Global Economy

USA: The Commerce Department reported that the personal consumption expenditures (PCE) price index, a key inflation measure tracked by the Federal Reserve, rose by 0.2% in September, following an unrevised 0.1% increase in August. Over the 12 months through September, the PCE price index rose by 2.1%, marking the smallest year-over-year increase since February 2021 and down from 2.3% in August. Excluding food and energy, the core PCE index rose by 0.3% for the month, up from 0.2% in August, and increased by 2.7% on an annual basis. This progress toward the Fed’s 2% inflation target supports expectations that the central bank may opt for another 25 basis-point interest rate cut at its upcoming meeting. Last month, the Fed initiated its policy easing cycle with a significant 0.5% rate reduction, the first cut in borrowing costs since 2020, to further support economic growth amid moderated inflation.

 

 

Sub-Saharan African Economies

 

 

Eurozone: The Eurozone’s GDP grew at its fastest pace in two years in the third quarter of 2024, with a quarterly expansion of 0.4%, driven by stronger-than-expected performances in Germany and France. This growth rate, reported by Eurostat’s preliminary flash estimates, exceeded economists’ forecasts of 0.2% and marked an acceleration from the 0.2% growth recorded in the previous quarter. This quarter’s growth is the most robust since Q3 2022, showcasing the resilience of the eurozone economy amid global market tensions and concerns over the upcoming U.S. elections. The euro strengthened in response to the positive data, though European stocks fell as broader market uncertainty persisted. In the broader European Union, GDP grew 0.3% quarter-on-quarter, consistent with the rate from Q2. Annually, seasonally adjusted GDP for both the euro area and the EU rose by 0.9% in the third quarter, indicating stable growth momentum across the region.

Kenya: In October 2024, Kenya’s inflation rate dropped to 2.7% from 3.6% in September, staying well below the central bank’s preferred target of 5%. This decrease was mainly due to slower price increases in food and non-alcoholic drinks, as well as housing and utilities. Transport costs even fell compared to last month. Overall, monthly consumer prices held steady with a slight increase of 0.2%, the same as in September.

Nigeria: Nigeria’s private sector contracted sharply, with the PMI falling to 46.9, the lowest since March 2023. High inflation, currency weakness, and rising fuel costs led to steep declines in orders, output, and purchasing activity, while input costs surged.

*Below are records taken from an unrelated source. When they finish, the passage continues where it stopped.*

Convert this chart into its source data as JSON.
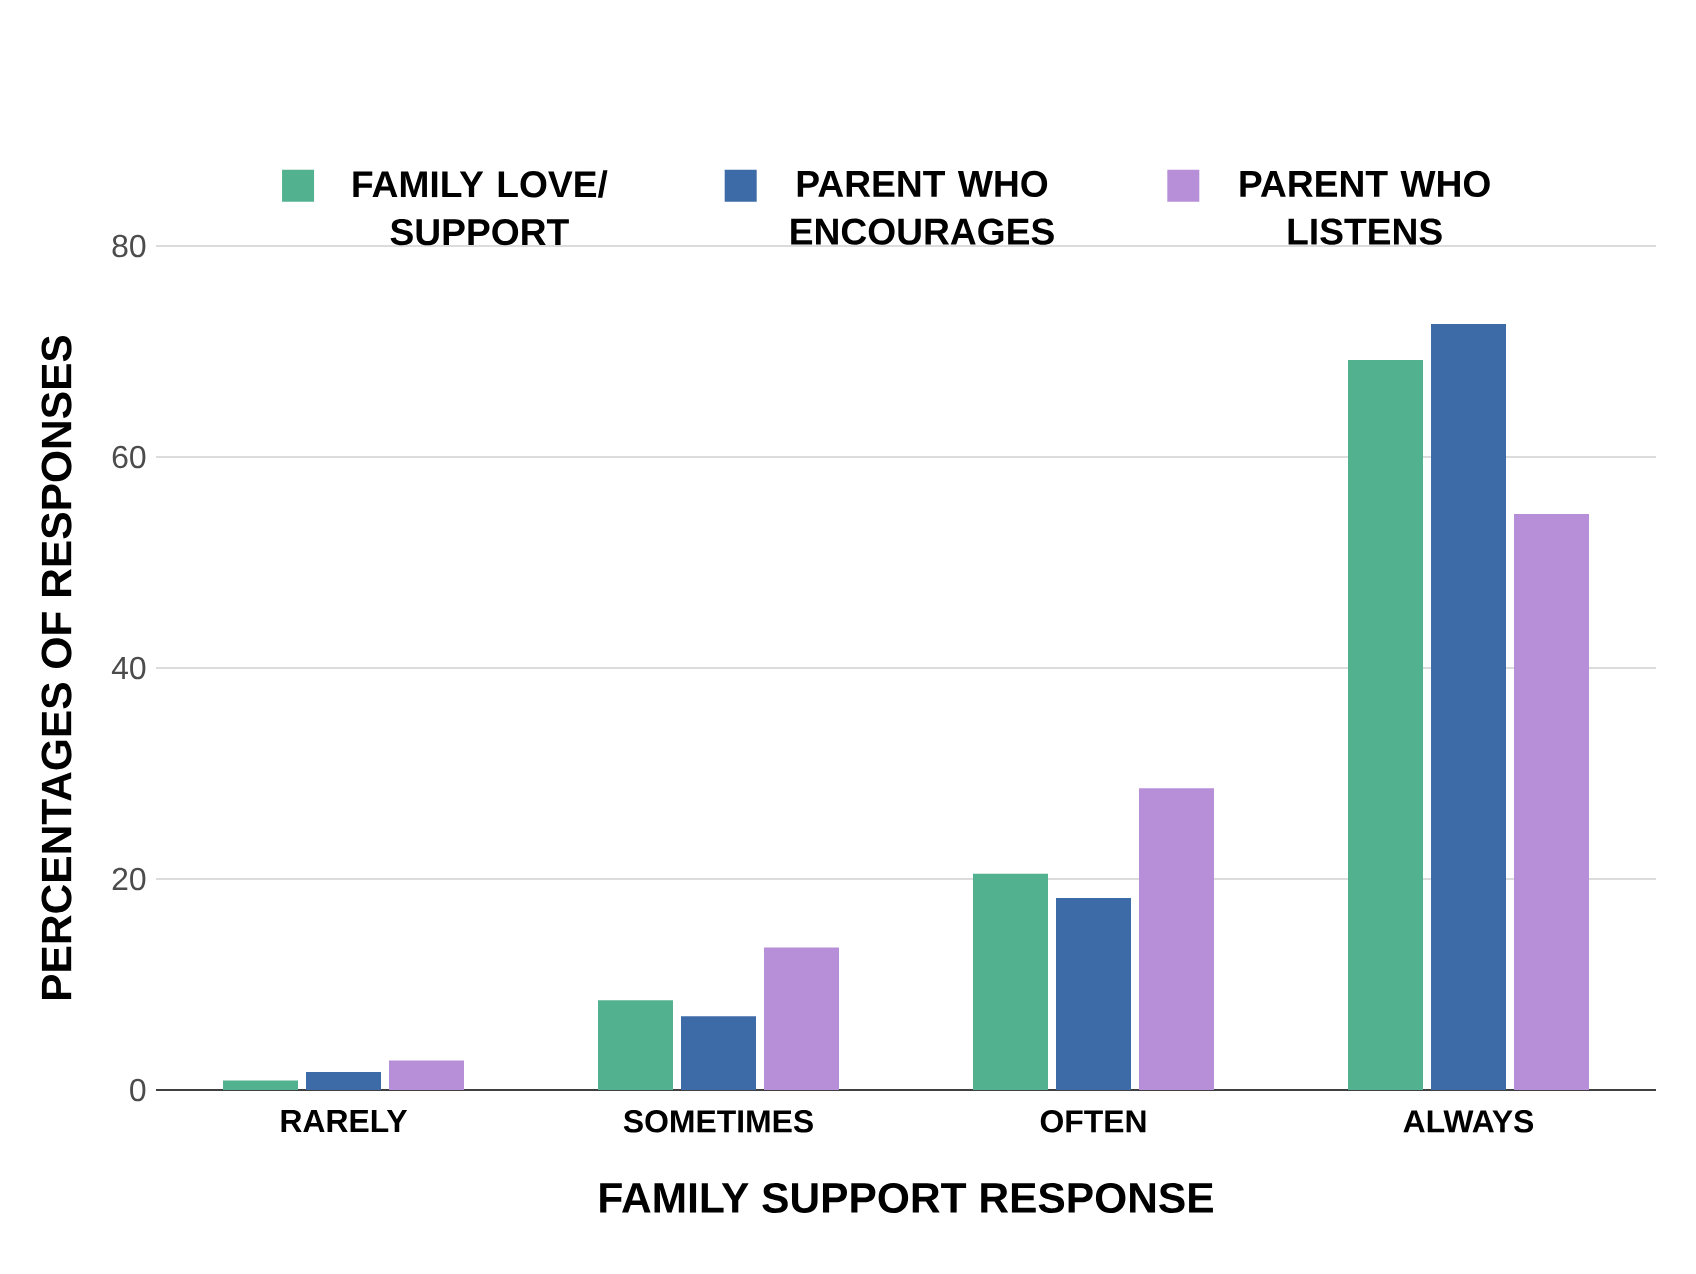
{
  "chart_data": {
    "type": "bar",
    "xlabel": "FAMILY SUPPORT RESPONSE",
    "ylabel": "PERCENTAGES OF RESPONSES",
    "categories": [
      "RARELY",
      "SOMETIMES",
      "OFTEN",
      "ALWAYS"
    ],
    "series": [
      {
        "name": "FAMILY LOVE/ SUPPORT",
        "color": "#52b290",
        "values": [
          0.9,
          8.5,
          20.5,
          69.2
        ]
      },
      {
        "name": "PARENT WHO ENCOURAGES",
        "color": "#3c6ba8",
        "values": [
          1.7,
          7.0,
          18.2,
          72.6
        ]
      },
      {
        "name": "PARENT WHO LISTENS",
        "color": "#b68fd8",
        "values": [
          2.8,
          13.5,
          28.6,
          54.6
        ]
      }
    ],
    "ylim": [
      0,
      80
    ],
    "yticks": [
      0,
      20,
      40,
      60,
      80
    ],
    "grid": "y",
    "legend": "top"
  }
}
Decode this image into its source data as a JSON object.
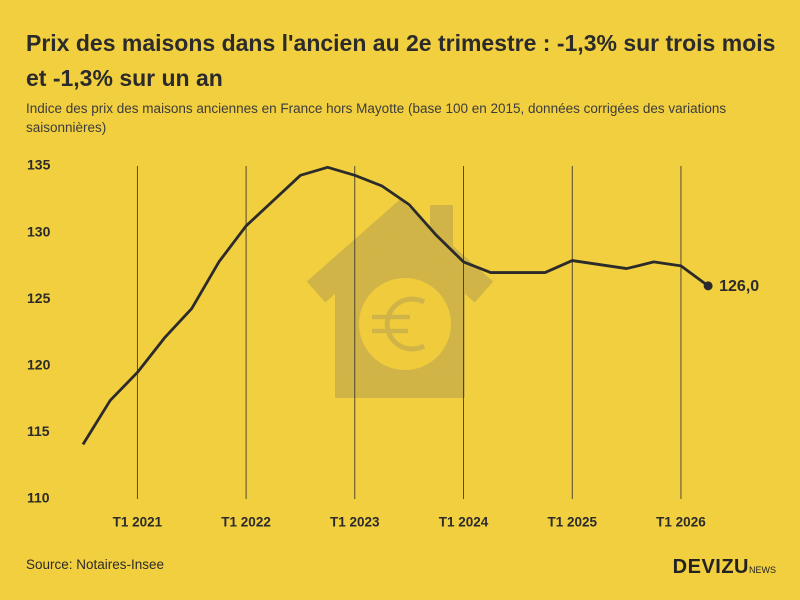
{
  "chart_data": {
    "type": "line",
    "title": "Prix des maisons dans l'ancien au 2e trimestre : -1,3% sur trois mois et -1,3% sur un an",
    "subtitle": "Indice des prix des maisons anciennes en France hors Mayotte (base 100 en 2015, données corrigées des variations saisonnières)",
    "source": "Source: Notaires-Insee",
    "brand": "DEVIZU",
    "brand_suffix": "NEWS",
    "categories": [
      null,
      null,
      "T1 2021",
      null,
      null,
      null,
      "T1 2022",
      null,
      null,
      null,
      "T1 2023",
      null,
      null,
      null,
      "T1 2024",
      null,
      null,
      null,
      "T1 2025",
      null,
      null,
      null,
      "T1 2026",
      null
    ],
    "values": [
      114.1,
      117.4,
      119.5,
      122.1,
      124.3,
      127.8,
      130.5,
      132.4,
      134.3,
      134.9,
      134.3,
      133.5,
      132.1,
      129.8,
      127.8,
      127.0,
      127.0,
      127.0,
      127.9,
      127.6,
      127.3,
      127.8,
      127.5,
      126.0
    ],
    "value_labels": [
      null,
      null,
      null,
      null,
      null,
      null,
      null,
      null,
      null,
      null,
      null,
      null,
      null,
      null,
      null,
      null,
      null,
      null,
      null,
      null,
      null,
      null,
      null,
      "126,0"
    ],
    "color": "#2b2b2b",
    "ylim": [
      110,
      135
    ],
    "yticks": [
      110,
      115,
      120,
      125,
      130,
      135
    ],
    "grid": "x"
  }
}
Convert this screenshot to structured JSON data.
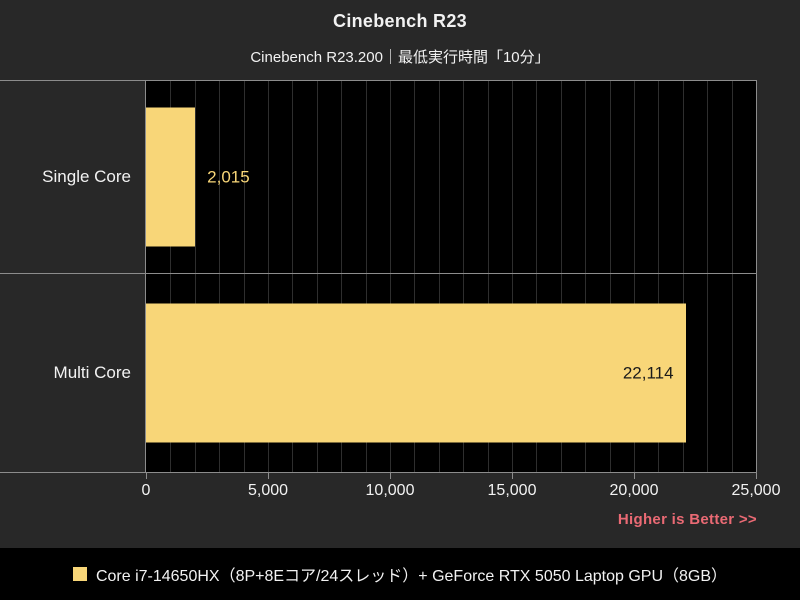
{
  "colors": {
    "background": "#282828",
    "plot_background": "#000000",
    "frame": "#8C8C8C",
    "gridline": "#2E2E2E",
    "bar": "#F8D678",
    "text": "#F2F2F2",
    "value_inside": "#1A1A1A",
    "note": "#EA6A74",
    "legend_background": "#000000"
  },
  "chart_data": {
    "type": "bar",
    "orientation": "horizontal",
    "title": "Cinebench R23",
    "subtitle": "Cinebench R23.200｜最低実行時間「10分」",
    "categories": [
      "Single Core",
      "Multi Core"
    ],
    "values": [
      2015,
      22114
    ],
    "value_labels": [
      "2,015",
      "22,114"
    ],
    "value_label_position": [
      "outside",
      "inside"
    ],
    "xlim": [
      0,
      25000
    ],
    "x_ticks": [
      0,
      5000,
      10000,
      15000,
      20000,
      25000
    ],
    "x_tick_labels": [
      "0",
      "5,000",
      "10,000",
      "15,000",
      "20,000",
      "25,000"
    ],
    "minor_tick_interval": 1000,
    "grid": true,
    "annotation": "Higher is Better >>",
    "legend": [
      {
        "label": "Core i7-14650HX（8P+8Eコア/24スレッド）+ GeForce RTX 5050 Laptop GPU（8GB）",
        "color": "#F8D678"
      }
    ]
  }
}
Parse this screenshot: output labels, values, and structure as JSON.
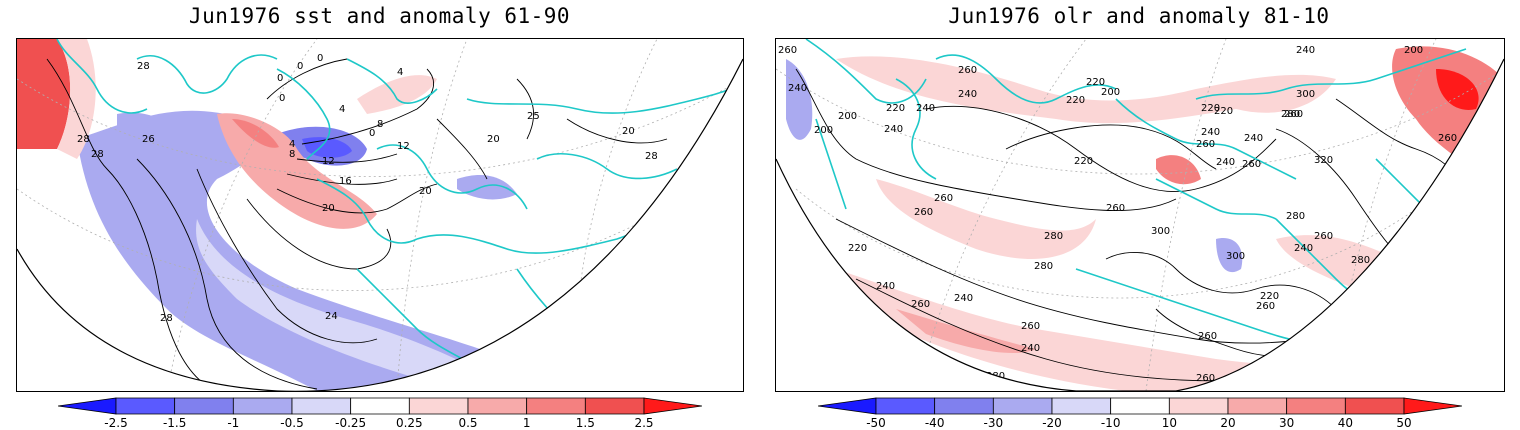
{
  "left_panel": {
    "title": "Jun1976 sst and anomaly 61-90",
    "contour_labels": [
      "28",
      "28",
      "28",
      "28",
      "26",
      "28",
      "28",
      "28",
      "0",
      "0",
      "0",
      "0",
      "0",
      "4",
      "4",
      "8",
      "4",
      "8",
      "12",
      "16",
      "20",
      "20",
      "20",
      "24",
      "12",
      "25",
      "20",
      "28"
    ],
    "colorbar": {
      "labels": [
        "-2.5",
        "-1.5",
        "-1",
        "-0.5",
        "-0.25",
        "0.25",
        "0.5",
        "1",
        "1.5",
        "2.5"
      ],
      "colors": [
        "#1a1aff",
        "#5a5aff",
        "#8080ee",
        "#aaaaf0",
        "#d8d8f8",
        "#ffffff",
        "#fbd6d6",
        "#f7aaaa",
        "#f48080",
        "#f05050",
        "#ff1a1a"
      ]
    }
  },
  "right_panel": {
    "title": "Jun1976 olr and anomaly 81-10",
    "contour_labels": [
      "260",
      "240",
      "200",
      "200",
      "220",
      "240",
      "240",
      "260",
      "240",
      "220",
      "200",
      "220",
      "220",
      "260",
      "220",
      "240",
      "240",
      "260",
      "280",
      "300",
      "240",
      "320",
      "260",
      "240",
      "200",
      "260",
      "260",
      "220",
      "260",
      "260",
      "280",
      "300",
      "300",
      "240",
      "260",
      "280",
      "240",
      "260",
      "220",
      "240",
      "280",
      "220",
      "260",
      "260",
      "260",
      "240",
      "280",
      "260",
      "280"
    ],
    "colorbar": {
      "labels": [
        "-50",
        "-40",
        "-30",
        "-20",
        "-10",
        "10",
        "20",
        "30",
        "40",
        "50"
      ],
      "colors": [
        "#1a1aff",
        "#5a5aff",
        "#8080ee",
        "#aaaaf0",
        "#d8d8f8",
        "#ffffff",
        "#fbd6d6",
        "#f7aaaa",
        "#f48080",
        "#f05050",
        "#ff1a1a"
      ]
    }
  },
  "style": {
    "coast_color": "#1ec8c8",
    "contour_color": "#000000"
  }
}
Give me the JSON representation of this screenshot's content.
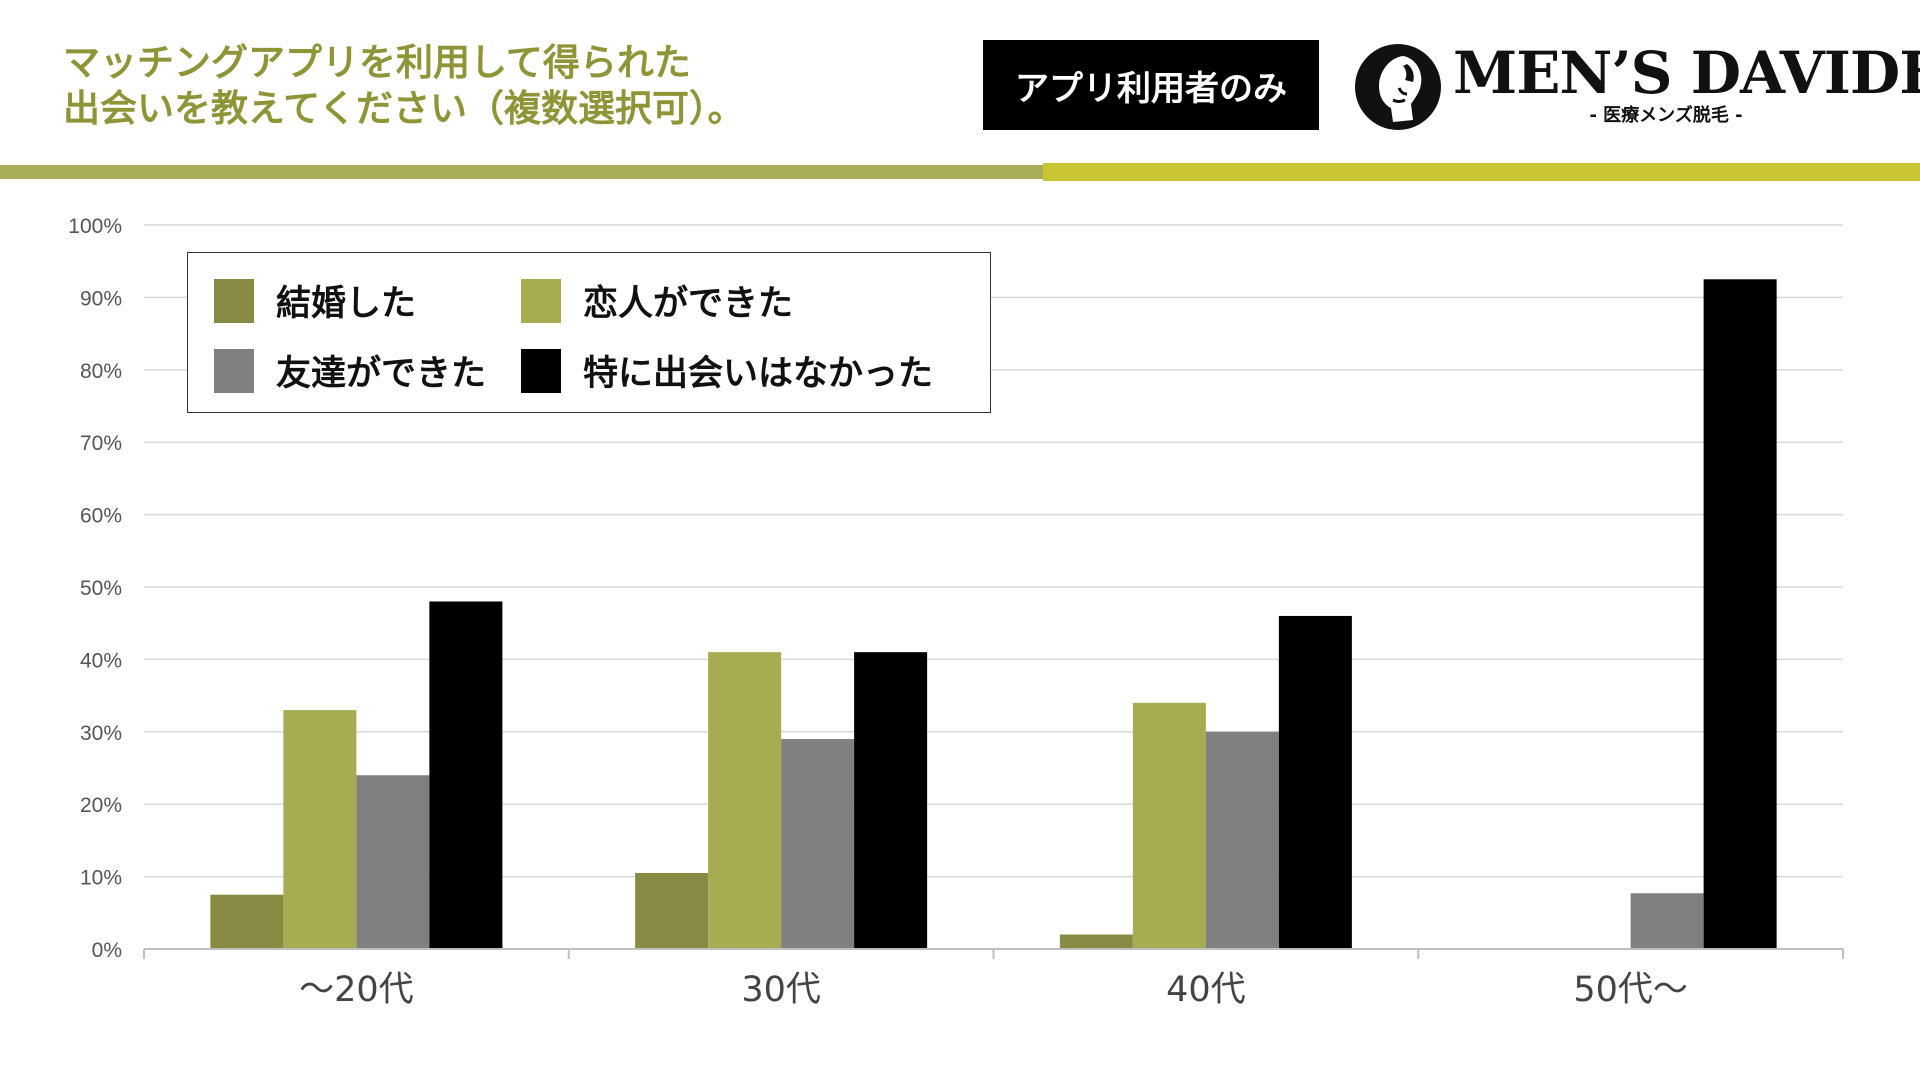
{
  "header": {
    "title_line1": "マッチングアプリを利用して得られた",
    "title_line2": "出会いを教えてください（複数選択可）。",
    "badge": "アプリ利用者のみ",
    "logo_name": "MEN’S DAVIDE",
    "logo_sub": "- 医療メンズ脱毛 -"
  },
  "colors": {
    "married": "#878a42",
    "partner": "#a7ab51",
    "friend": "#808080",
    "none": "#000000",
    "title": "#8f9437",
    "stripe_left": "#a9ad58",
    "stripe_right": "#c9c532",
    "grid": "#d9d9d9"
  },
  "chart_data": {
    "type": "bar",
    "title": "",
    "xlabel": "",
    "ylabel": "",
    "ylim": [
      0,
      100
    ],
    "y_tick_step": 10,
    "y_tick_suffix": "%",
    "grid": true,
    "legend_position": "top-left",
    "categories": [
      "～20代",
      "30代",
      "40代",
      "50代～"
    ],
    "series": [
      {
        "name": "結婚した",
        "color_key": "married",
        "values": [
          7.5,
          10.5,
          2,
          0
        ]
      },
      {
        "name": "恋人ができた",
        "color_key": "partner",
        "values": [
          33,
          41,
          34,
          0
        ]
      },
      {
        "name": "友達ができた",
        "color_key": "friend",
        "values": [
          24,
          29,
          30,
          7.7
        ]
      },
      {
        "name": "特に出会いはなかった",
        "color_key": "none",
        "values": [
          48,
          41,
          46,
          92.5
        ]
      }
    ]
  }
}
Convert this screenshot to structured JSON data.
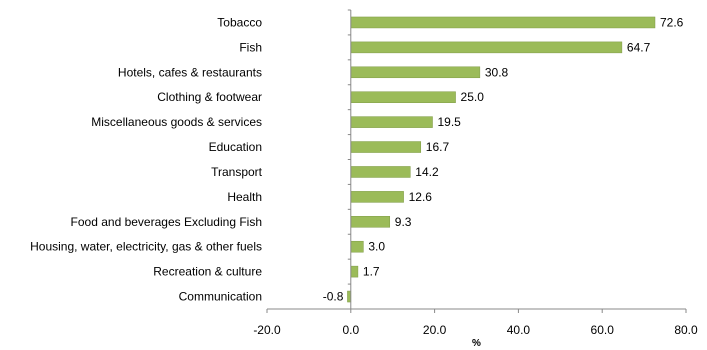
{
  "chart_data": {
    "type": "bar",
    "orientation": "horizontal",
    "title": "",
    "xlabel": "%",
    "ylabel": "",
    "categories": [
      "Tobacco",
      "Fish",
      "Hotels, cafes & restaurants",
      "Clothing & footwear",
      "Miscellaneous goods & services",
      "Education",
      "Transport",
      "Health",
      "Food and beverages Excluding Fish",
      "Housing, water, electricity, gas & other fuels",
      "Recreation & culture",
      "Communication"
    ],
    "values": [
      72.6,
      64.7,
      30.8,
      25.0,
      19.5,
      16.7,
      14.2,
      12.6,
      9.3,
      3.0,
      1.7,
      -0.8
    ],
    "value_labels": [
      "72.6",
      "64.7",
      "30.8",
      "25.0",
      "19.5",
      "16.7",
      "14.2",
      "12.6",
      "9.3",
      "3.0",
      "1.7",
      "-0.8"
    ],
    "xlim": [
      -20,
      80
    ],
    "xticks": [
      -20,
      0,
      20,
      40,
      60,
      80
    ],
    "xtick_labels": [
      "-20.0",
      "0.0",
      "20.0",
      "40.0",
      "60.0",
      "80.0"
    ],
    "grid": false,
    "legend": "none",
    "bar_color": "#9BBB59",
    "bar_edge_color": "#7E9A44"
  }
}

Business confidence hit a record low, though companies continued modestly increasing staffing.

South Africa: South Africa’s coalition government projects a higher budget deficit of 5% of GDP for 2024/25, up from 4.5% previously, due to lower revenue. For 2025/26, the deficit is seen at 4.3%, and debt stabilizing at 75.5% of GDP. Economic growth is expected at 1.1% this year, rising to 1.7% in 2025 with improved power supply.

 

Domestic Economy

Major updates during the week:

  • President Bola Tinubu will submit Nigeria’s Medium Term Expenditure Framework (MTEF) and Fiscal Strategy Paper (FSP)  to the National Assembly, initiating budget discussions.
  • Nigeria’s internet consumption declined in September 2024, marking the first drop since February, with data usage falling to 850,249.09 terabytes, a 0.82% decrease from August.
  • The Central Bank of Nigeria has been advised to avoid forex auctions and instead adopt a transparent framework for foreign exchange interventions. This recommendation, part of the World Bank’s Nigeria Development Update, aims to stabilize the naira against foreign currencies.

 

 

Nigerian equity market: Stocks decline as heavyweights drag All-Share Index down 2.03%

The Nigerian bourse ended a three-week rally, with the All-Share Index down -2.03% Week-on-Week to 97,432.02 points. Market capitalization fell by N1.22trn to N59.04trn due to selloffs in BUA CEMENT (-11.09%), ARADEL (-25.75%), CADBURY (-9.89%), MTNN (-4.89%), and FBNH (-6.09%), despite gains in GTCO (+6.35%), ZENITHBANK (+3.38%), and others. Total turnover was 2.72bn shares worth N54.63bn, with Financial Services leading activity at 1.82bn shares in 20,173 deals.

Nigerian fixed-income market: Mixed sentiment, as investors position on the long end

In the last trading week of the month, sentiment in the fixed income market was mixed. Treasury bills traded with a positive tilt, ending the week at an average yield of 24.22%, down 11 basis points from the previous week. There was increased buying interest at the longer end of the curve. Meanwhile, the bond market showed a bearish trend as average yields rose by 18 basis points to 19.49%, driven by notable selling pressure on short- and mid-term maturities. The Eurobond market also saw heightened selling pressure, resulting in a 15-basis-point increase in average yield to 9.73%, with more activity on the short end.

For the coming week, we expect sentiment to remain mixed as investors assess the potential impact of the upcoming inflation report on interest rates and monitor any shifts in the primary market auctions.